Why Transformers Won

  • Parallelizable: All positions are computed simultaneously (not sequentially like RNNs)
  • Global context: Every token can directly attend to every other token
  • Scalable: Works well with GPU hardware — essentially massive matrix multiplications
  • Long-range dependencies: Attention has no "memory distance" — token 1 attends to token 1000 as easily as token 2

In the next level, we'll dive deep into the transformer architecture — how attention works mathematically, multi-head attention, positional encodings, and how these pieces combine to create the architectures behind GPT, BERT, and all modern LLMs.

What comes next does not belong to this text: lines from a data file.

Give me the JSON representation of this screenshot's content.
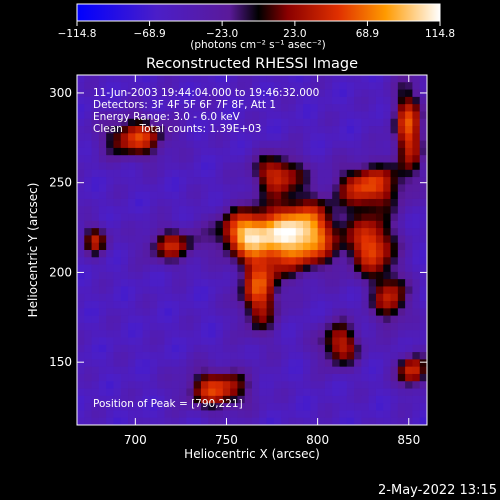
{
  "chart_data": {
    "type": "heatmap",
    "title": "Reconstructed RHESSI Image",
    "xlabel": "Heliocentric X (arcsec)",
    "ylabel": "Heliocentric Y (arcsec)",
    "xlim": [
      668,
      860
    ],
    "ylim": [
      115,
      310
    ],
    "x_ticks": [
      700,
      750,
      800,
      850
    ],
    "y_ticks": [
      150,
      200,
      250,
      300
    ],
    "colorbar": {
      "label": "(photons cm⁻² s⁻¹ asec⁻²)",
      "range": [
        -114.8,
        114.8
      ],
      "ticks": [
        "−114.8",
        "−68.9",
        "−23.0",
        "23.0",
        "68.9",
        "114.8"
      ],
      "tick_values": [
        -114.8,
        -68.9,
        -23.0,
        23.0,
        68.9,
        114.8
      ]
    },
    "annotations": [
      "11-Jun-2003 19:44:04.000 to 19:46:32.000",
      "Detectors: 3F 4F 5F 6F 7F 8F, Att 1",
      "Energy Range: 3.0 - 6.0 keV",
      "Clean     Total counts: 1.39E+03"
    ],
    "peak_label": "Position of Peak = [790,221]",
    "peak": [
      790,
      221
    ],
    "sources": [
      {
        "x": 790,
        "y": 221,
        "sx": 14,
        "sy": 13,
        "amp": 114.8
      },
      {
        "x": 760,
        "y": 222,
        "sx": 11,
        "sy": 9,
        "amp": 72
      },
      {
        "x": 830,
        "y": 215,
        "sx": 9,
        "sy": 12,
        "amp": 58
      },
      {
        "x": 768,
        "y": 190,
        "sx": 8,
        "sy": 16,
        "amp": 50
      },
      {
        "x": 828,
        "y": 248,
        "sx": 12,
        "sy": 9,
        "amp": 55
      },
      {
        "x": 778,
        "y": 255,
        "sx": 10,
        "sy": 8,
        "amp": 42
      },
      {
        "x": 745,
        "y": 135,
        "sx": 12,
        "sy": 8,
        "amp": 50
      },
      {
        "x": 700,
        "y": 275,
        "sx": 12,
        "sy": 8,
        "amp": 48
      },
      {
        "x": 850,
        "y": 280,
        "sx": 6,
        "sy": 18,
        "amp": 52
      },
      {
        "x": 812,
        "y": 160,
        "sx": 8,
        "sy": 9,
        "amp": 38
      },
      {
        "x": 852,
        "y": 145,
        "sx": 6,
        "sy": 7,
        "amp": 45
      },
      {
        "x": 720,
        "y": 215,
        "sx": 10,
        "sy": 7,
        "amp": 30
      },
      {
        "x": 840,
        "y": 185,
        "sx": 7,
        "sy": 10,
        "amp": 35
      },
      {
        "x": 678,
        "y": 218,
        "sx": 5,
        "sy": 6,
        "amp": 30
      }
    ],
    "background_level": -55
  },
  "timestamp": "2-May-2022 13:15"
}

What You Should Know Going Forward: The key takeaway from this level is that neural networks are composition of simple functions: linear transformations + non-linear activations. They learn through backpropagation (chain rule applied to computational graphs) and gradient descent. Everything in transformers — attention, feed-forward layers, layer normalization — follows these same principles. The transformer just arranges these building blocks differently.